E o "S. Miguel" lá foi
levando-a no seu modesto conforto e durante a noite que tardaria a
chegar ao Monte da Guia, um dos braços que abraçava a linda baía da
Horta, donde era fácil ver, na encosta, o edifício do Hospital, não
grande mas maior que todos os que o cercavam.
O Abel tinha combinado tudo
e a D. Hermínia, cujo estado ainda lhe permitia andar normalmente, lá
foi até ao Cais da Alfândega onde já a aguardava o Dr. Goulart que dali
a acompanhou, no carro do Chico Claudino, até ao Hospital onde já a
esperava um quarto branco, de brancura que poderia significar, em sua
pureza, a esperança de voltar em breve ao canteiro das suas flores
pequeninas que deixara em mãos diferentes, a que não estavam habituadas.
Conforme fora prometido ao
Abel, logo começaram os exames, as análises e um minucioso
interrogatório com base em muitos elementos transmitidos por intermédio
do Médico de bordo ao Dr. Goulart que, tal como o Abel, desempenhava, na
Horta, funções idênticas às dele, em Santa Cruz.
Foram naturalmente morosos
os exames mas a tudo resistiu, sem perder a esperança, a D. Hermínia,
sempre saudosa das rosas do seu jardim, embora tranquila quanto à forma
carinhosa como as Colegas as tratariam.
Aproveitando as escalas dos
barcos do Pico, chegou o Dr.
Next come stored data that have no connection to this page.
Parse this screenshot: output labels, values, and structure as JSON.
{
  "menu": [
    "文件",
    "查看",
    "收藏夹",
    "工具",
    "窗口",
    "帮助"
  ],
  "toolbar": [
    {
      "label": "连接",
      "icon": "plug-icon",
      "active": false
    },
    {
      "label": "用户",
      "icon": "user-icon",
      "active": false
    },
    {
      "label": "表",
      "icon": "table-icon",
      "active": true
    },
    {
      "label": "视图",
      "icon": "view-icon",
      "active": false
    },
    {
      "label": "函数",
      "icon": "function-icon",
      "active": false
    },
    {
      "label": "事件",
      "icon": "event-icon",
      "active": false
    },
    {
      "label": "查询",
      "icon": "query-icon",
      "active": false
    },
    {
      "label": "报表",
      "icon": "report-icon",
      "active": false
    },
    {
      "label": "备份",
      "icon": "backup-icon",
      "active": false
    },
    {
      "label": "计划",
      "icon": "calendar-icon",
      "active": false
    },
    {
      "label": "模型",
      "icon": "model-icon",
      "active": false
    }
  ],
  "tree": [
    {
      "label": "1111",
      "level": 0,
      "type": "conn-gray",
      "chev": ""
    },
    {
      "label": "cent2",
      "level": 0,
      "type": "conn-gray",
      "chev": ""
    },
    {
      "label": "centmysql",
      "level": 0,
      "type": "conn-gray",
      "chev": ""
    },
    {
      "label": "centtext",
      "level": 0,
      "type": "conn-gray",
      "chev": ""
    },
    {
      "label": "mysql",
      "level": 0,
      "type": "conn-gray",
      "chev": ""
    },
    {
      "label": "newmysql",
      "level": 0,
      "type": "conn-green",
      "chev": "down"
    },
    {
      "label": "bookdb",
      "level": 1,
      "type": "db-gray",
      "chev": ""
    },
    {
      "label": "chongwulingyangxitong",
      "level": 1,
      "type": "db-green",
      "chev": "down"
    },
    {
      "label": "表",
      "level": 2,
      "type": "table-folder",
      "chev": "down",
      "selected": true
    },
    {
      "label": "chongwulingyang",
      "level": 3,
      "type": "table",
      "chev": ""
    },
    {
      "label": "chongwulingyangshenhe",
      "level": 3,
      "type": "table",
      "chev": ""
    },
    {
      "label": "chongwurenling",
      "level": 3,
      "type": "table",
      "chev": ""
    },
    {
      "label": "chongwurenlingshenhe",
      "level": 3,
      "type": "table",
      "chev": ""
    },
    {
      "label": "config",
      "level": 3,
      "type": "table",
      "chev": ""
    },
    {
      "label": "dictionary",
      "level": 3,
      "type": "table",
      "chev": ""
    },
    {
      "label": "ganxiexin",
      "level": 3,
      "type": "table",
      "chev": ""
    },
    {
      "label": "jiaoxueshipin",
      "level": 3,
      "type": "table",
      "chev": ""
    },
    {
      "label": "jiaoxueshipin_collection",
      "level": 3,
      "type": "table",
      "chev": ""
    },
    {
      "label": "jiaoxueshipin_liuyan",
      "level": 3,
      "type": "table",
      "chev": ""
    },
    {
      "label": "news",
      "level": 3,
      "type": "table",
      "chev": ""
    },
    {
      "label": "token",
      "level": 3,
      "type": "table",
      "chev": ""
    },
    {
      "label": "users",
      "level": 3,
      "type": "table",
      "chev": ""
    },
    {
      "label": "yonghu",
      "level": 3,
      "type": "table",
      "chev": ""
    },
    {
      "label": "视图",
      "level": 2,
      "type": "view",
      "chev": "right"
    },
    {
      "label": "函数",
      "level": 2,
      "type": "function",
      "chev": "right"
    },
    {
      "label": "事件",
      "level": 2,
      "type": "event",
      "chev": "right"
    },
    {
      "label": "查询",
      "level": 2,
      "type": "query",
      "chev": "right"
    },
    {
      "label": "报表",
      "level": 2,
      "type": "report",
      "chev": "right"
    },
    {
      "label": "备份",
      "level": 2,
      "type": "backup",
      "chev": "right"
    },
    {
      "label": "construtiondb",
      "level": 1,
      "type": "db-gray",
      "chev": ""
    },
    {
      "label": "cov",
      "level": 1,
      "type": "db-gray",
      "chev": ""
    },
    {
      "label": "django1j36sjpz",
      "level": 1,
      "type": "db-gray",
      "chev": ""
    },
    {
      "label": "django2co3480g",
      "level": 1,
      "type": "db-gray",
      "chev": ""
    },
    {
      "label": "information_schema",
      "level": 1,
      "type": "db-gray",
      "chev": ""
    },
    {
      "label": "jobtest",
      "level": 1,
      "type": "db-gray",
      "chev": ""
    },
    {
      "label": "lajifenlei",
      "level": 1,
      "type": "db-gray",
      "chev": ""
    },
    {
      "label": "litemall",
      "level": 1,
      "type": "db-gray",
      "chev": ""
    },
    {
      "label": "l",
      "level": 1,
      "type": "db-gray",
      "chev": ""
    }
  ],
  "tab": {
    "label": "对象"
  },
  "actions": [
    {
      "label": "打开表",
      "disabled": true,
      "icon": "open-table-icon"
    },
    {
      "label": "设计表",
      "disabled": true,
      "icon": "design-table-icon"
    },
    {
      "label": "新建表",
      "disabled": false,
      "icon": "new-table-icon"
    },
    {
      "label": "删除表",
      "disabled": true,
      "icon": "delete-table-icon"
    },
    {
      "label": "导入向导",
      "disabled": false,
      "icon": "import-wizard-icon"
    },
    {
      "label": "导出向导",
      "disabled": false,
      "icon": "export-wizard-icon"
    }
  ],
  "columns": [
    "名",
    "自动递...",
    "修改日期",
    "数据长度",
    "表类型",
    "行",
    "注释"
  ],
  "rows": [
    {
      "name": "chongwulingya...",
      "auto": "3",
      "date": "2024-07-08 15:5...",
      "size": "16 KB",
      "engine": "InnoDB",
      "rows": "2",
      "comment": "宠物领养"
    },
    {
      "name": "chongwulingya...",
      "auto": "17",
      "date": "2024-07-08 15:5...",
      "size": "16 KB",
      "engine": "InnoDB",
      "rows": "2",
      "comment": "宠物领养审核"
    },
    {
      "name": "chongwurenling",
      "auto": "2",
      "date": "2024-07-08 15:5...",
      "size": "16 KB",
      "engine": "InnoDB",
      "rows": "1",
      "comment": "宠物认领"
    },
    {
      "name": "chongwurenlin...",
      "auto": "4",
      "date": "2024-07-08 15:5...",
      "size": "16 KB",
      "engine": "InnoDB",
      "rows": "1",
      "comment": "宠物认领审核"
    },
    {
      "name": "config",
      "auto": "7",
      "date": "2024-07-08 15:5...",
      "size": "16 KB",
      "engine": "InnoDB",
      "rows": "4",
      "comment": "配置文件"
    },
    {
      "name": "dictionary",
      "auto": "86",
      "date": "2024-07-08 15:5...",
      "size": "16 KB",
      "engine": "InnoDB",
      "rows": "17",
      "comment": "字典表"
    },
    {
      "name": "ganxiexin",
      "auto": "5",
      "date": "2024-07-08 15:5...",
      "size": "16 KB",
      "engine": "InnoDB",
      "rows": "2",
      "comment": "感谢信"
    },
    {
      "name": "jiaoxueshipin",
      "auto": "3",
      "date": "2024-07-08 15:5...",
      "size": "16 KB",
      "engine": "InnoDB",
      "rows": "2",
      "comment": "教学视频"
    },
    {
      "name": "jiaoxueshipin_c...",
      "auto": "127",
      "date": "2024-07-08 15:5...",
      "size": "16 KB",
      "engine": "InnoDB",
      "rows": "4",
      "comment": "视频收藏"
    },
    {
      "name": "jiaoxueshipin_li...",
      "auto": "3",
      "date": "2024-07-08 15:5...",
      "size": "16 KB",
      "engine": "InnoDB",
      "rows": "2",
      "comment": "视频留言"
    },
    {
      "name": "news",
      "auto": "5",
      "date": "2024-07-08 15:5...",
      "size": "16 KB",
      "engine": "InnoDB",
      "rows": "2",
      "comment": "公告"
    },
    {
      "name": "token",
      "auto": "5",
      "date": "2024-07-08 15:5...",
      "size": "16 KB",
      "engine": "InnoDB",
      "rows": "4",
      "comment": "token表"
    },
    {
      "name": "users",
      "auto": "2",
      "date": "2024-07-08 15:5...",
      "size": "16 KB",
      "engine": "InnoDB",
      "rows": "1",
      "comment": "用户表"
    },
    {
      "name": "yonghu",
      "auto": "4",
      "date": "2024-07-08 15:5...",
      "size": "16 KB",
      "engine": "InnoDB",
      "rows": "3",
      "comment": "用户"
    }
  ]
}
Goulart a mandar, para Ponta Delgada e para
maiores certezas, os resultados incompletos obtidos na Horta, por falta
de meios necessariamente incompletos e carecidos de confirmação.
Ao mandá-los, porém, era
visível a preocupação já que havia indícios de que o pior estava a
tomar, cada vez mais, o lugar do melhor.
E assim foi quando, uma
semana depois, veio a confirmação de que o caso era grave, muito grave
mesmo, e, cientificamente, de evolução rápida e imparável.
Tudo foi feito para, ao
menos, libertar a D. Hermínia dos sofrimentos que começavam a aumentar,
só cedendo e mesmo assim em parte, a analgésicos cada vez mais fortes e
menos capazes de a eles obstar e mais, de causarem outros males a
acrescentar aos já existentes.
Essa evolução, quase
galopante, não passou despercebida à própria D. Hermínia que com a
proximidade do regresso do "S. Miguel" à sua Ilha de verdes e azuis,
começou a ter como único objectivo da vida o ir morrer junto das
rosinhas do canteiro dos seus amores.
Chegada a hora do apito da
largada, já o "obrigado" da Professora ao Médico que a tratara foi mais
de adeus agradecido que de "até qualquer dia" de esperança.
Quando o "S. Miguel" lançou
o ferro que o seguraria, ali, à vista da terra verde e azul da Ilha,
durante umas poucas de horas, ouviram-se foguetes que pretendiam, com o
seu estralejar frenético, dar à D. Hermínia sinais de alegria por verem
de novo a grande amiga das crianças que lhe levavam, em braçado, o azul
das hortenses.
Por momentos a D. Hermínia
deixou-se enganar e sorriu ao ver as rosas do seu jardim, ali perfiladas
como em parada de quartel, postura que durou pouco tão depressa a
abandonaram para abraçar e beijar aquela que julgaram recuperada em
milagre de que seriam as bem-aventuradas.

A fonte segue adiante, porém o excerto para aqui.